Len van Heerden, News24 User
Tito Mboweni has hinted that the MPC might consider doing something about interest rates in reaction to the world economic slowdown and actions by other countries.
We have a well-managed economy but despite this, it has slowed down in the last quarter to 0.2% growth.
Our overriding policy has been the management and control of inflation. Despite several interest increases, inflation romped from 4% to 13% before it started a downward turn and it is now at 12.4%. It is likely to go into single digits as soon as February because of a recalculation which was delayed. This will still mean that inflation rate is outside the 3-6% range. The effect of oil will likely have another 1% impact over time.
At what cost, I ask? As mentioned earlier, the economy is unlikely to see higher growth and our exporters are not taking advantage of the weaker currency.
Experts say we really did not have much control of our inflation (oil had a lot to do with it) and so punishing the South African consumer would have a negative effect on the economy. They were right.
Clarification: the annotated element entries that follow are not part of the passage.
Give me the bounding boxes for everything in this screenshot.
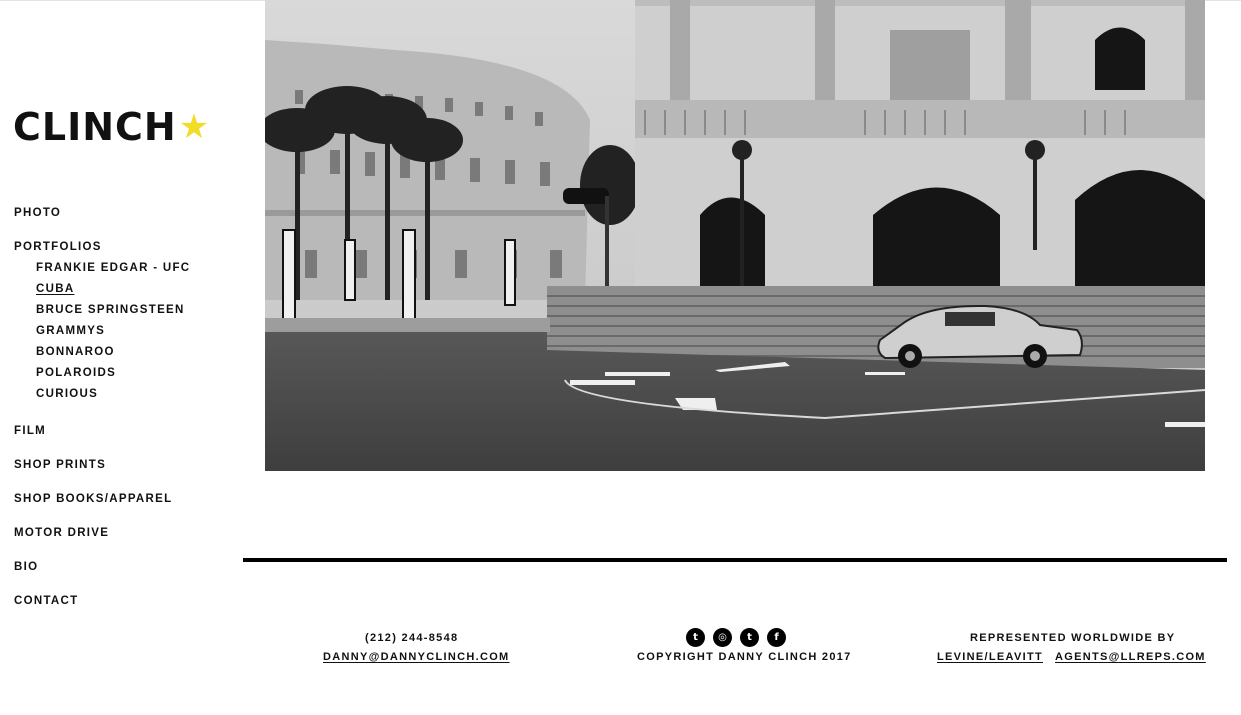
- footer-copyright: COPYRIGHT DANNY CLINCH 2017: [637, 651, 852, 663]
- nav-portfolio-curious[interactable]: CURIOUS: [36, 388, 98, 400]
- footer-represented-by: REPRESENTED WORLDWIDE BY: [970, 632, 1176, 644]
- twitter-icon[interactable]: t: [686, 628, 705, 647]
- nav-portfolio-cuba[interactable]: CUBA: [36, 283, 74, 295]
- footer-divider: [243, 558, 1227, 562]
- nav-shop-books-apparel[interactable]: SHOP BOOKS/APPAREL: [14, 493, 172, 505]
- footer-agency-email-link[interactable]: AGENTS@LLREPS.COM: [1055, 651, 1206, 663]
- nav-motor-drive[interactable]: MOTOR DRIVE: [14, 527, 109, 539]
- hero-photo[interactable]: [265, 0, 1205, 471]
- nav-bio[interactable]: BIO: [14, 561, 38, 573]
- nav-portfolio-polaroids[interactable]: POLAROIDS: [36, 367, 116, 379]
- nav-contact[interactable]: CONTACT: [14, 595, 78, 607]
- logo[interactable]: CLINCH ★: [13, 108, 209, 146]
- nav-photo[interactable]: PHOTO: [14, 207, 61, 219]
- social-links: t ◎ t f: [686, 628, 786, 647]
- nav-film[interactable]: FILM: [14, 425, 46, 437]
- nav-portfolio-bruce-springsteen[interactable]: BRUCE SPRINGSTEEN: [36, 304, 185, 316]
- nav-portfolio-frankie-edgar[interactable]: FRANKIE EDGAR - UFC: [36, 262, 190, 274]
- facebook-icon[interactable]: f: [767, 628, 786, 647]
- nav-portfolios[interactable]: PORTFOLIOS: [14, 241, 102, 253]
- nav-portfolio-bonnaroo[interactable]: BONNAROO: [36, 346, 115, 358]
- nav-shop-prints[interactable]: SHOP PRINTS: [14, 459, 106, 471]
- star-icon: ★: [178, 108, 210, 146]
- footer-phone: (212) 244-8548: [365, 632, 459, 644]
- instagram-icon[interactable]: ◎: [713, 628, 732, 647]
- footer-agency-link[interactable]: LEVINE/LEAVITT: [937, 651, 1043, 663]
- tumblr-icon[interactable]: t: [740, 628, 759, 647]
- nav-portfolio-grammys[interactable]: GRAMMYS: [36, 325, 105, 337]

So, what do we do? I still believe that fiscal prudence is still necessary, but we need to radically shift our mindset in terms of the relationship between interest rates and inflation targeting.
The economy is important and in order to provide employment, it needs to grow.
Inflation is a potential problem, but we cannot always look to Zimbabwe for inflation that has received less than top priority.
What to do
I would therefore urge Tito to consider the following options:
1. Bond rate fixed for 20-30 years at around 7%. This would only be applicable for the primary resident and one cannot transact from this account. You can choose to pay early, but you cannot borrow from this account.
2. Rates for credit cards, personal loans to rise to 20% or whatever rate the lending banks choose.
3. If purchasing a car worth less than R150 000 the individual would be allowed a rate of 10% again fixed over an agreed period. This is only applicable to a person buying their first car or primary car to get to work.
4. Small business loans should be at 5% for the next five years to help spur the economy. We cannot rely only on BBBEE for small business development. At the moment, so many small businesses fail because their cash flow is affected by the payment cycles of the big companies (Pick 'n Pay only pays after 90 days but demands cash on receipt) and government departments.
Also, paying 20-25% of your income to a bank prevents you for expanding and employing more people. Large companies do not create employment over time. They simply exchange faces.
South Africa is falling behind in terms of small business development for the rest of the world. Consider that 80% of new growth around the world is due to small businesses.
It is one thing for Tito to lower the repo rate by 1-2% as expected, but more needs to happen to ensure that small businesses become the cornerstone of the recovery.
We need to start understanding that not all credit is bad, and less spending means fewer employed people which means more people relying on the state which could also be dire for the economy. We need a balance and Tito has that opportunity.